The most common presentation of acute HIV infection, although no clinical symptoms have sufficient sensitivity or specificity, is “mononucleosis-like” illness with fever, lymphadenopathy, pharyngitis, rash, and headache. Gastrointestinal symptoms are mainly oral ulcers, nausea, vomiting, and diarrhea [1,10]. Pancreatitis is frequent in the course of pediatric HIV-infection but has never been reported as a presenting manifestation of acute HIV infection in children [11].
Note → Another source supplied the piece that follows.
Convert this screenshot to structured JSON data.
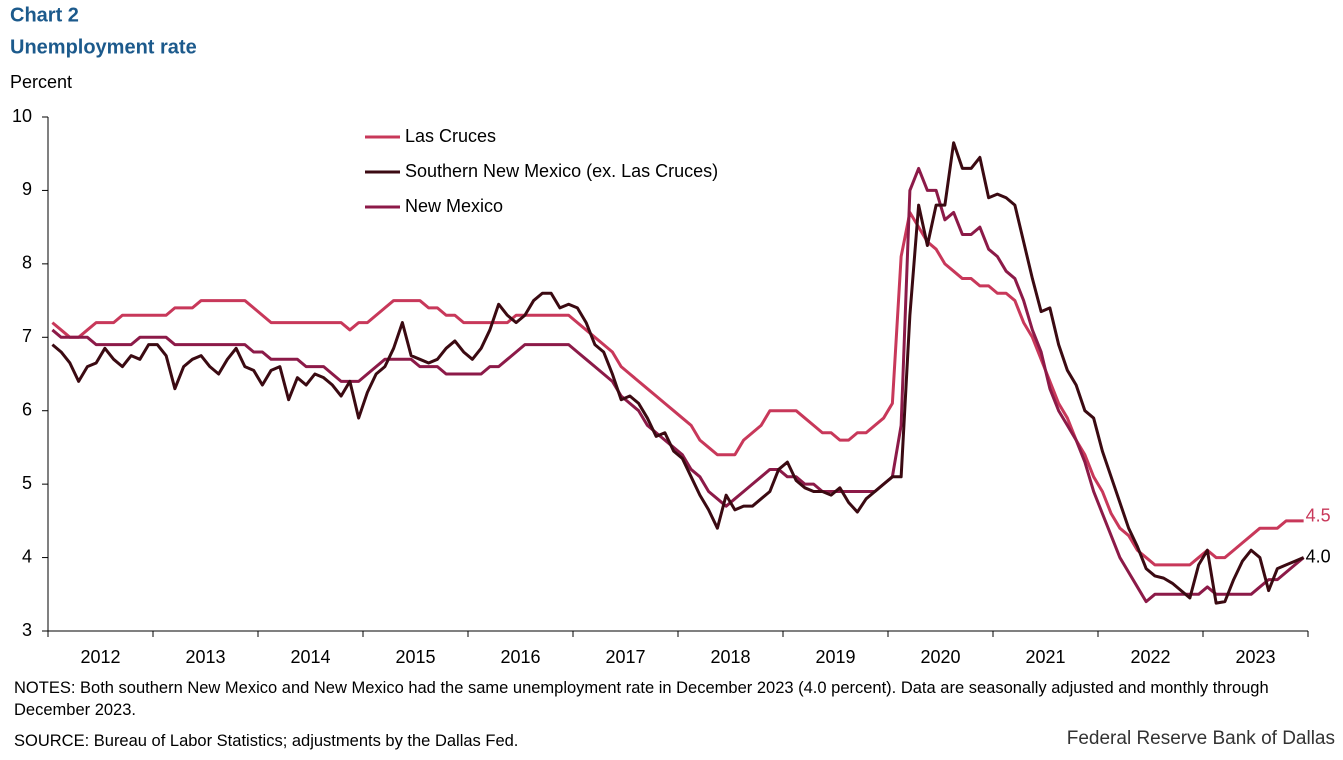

Primary HIV infection associated with acute pancreatitis has been only reported previously in seven cases in adults. The episodes of acute pancreatitis had resolved before antiretroviral therapy in five of these patients. A reason for deferring antiretroviral therapy was continued elevations in serum lipase [6-10]. To the best of our knowledge, this is the first reported case of primary HIV infection manifesting as acute pancreatitis in the pediatric age group. The acute pancreatitis in our patient also started resolving before antiretroviral therapy. The etiology of pancreatitis in the course of HIV infection is not always clearly defined but it may be multifactorial including infections and therapeutic drugs [11]. Our case report in addition to previous cases suggest that acute pancreatitis can be due to direct invasion of the pancreas by HIV.

Conclusions

There should be lower threshold for suspecting HIV infection in patients with acute pancreatitis, especially in the presence of mononucleosis-like illness or HIV risk factors. HIV infection can be missed in the context of acute pancreatitis because the later may resolve without antiretroviral therapy. The diagnosis of primary HIV infection can be made by positive virologic test (e.g. plasma HIV RNA) with a negative HIV antibody test.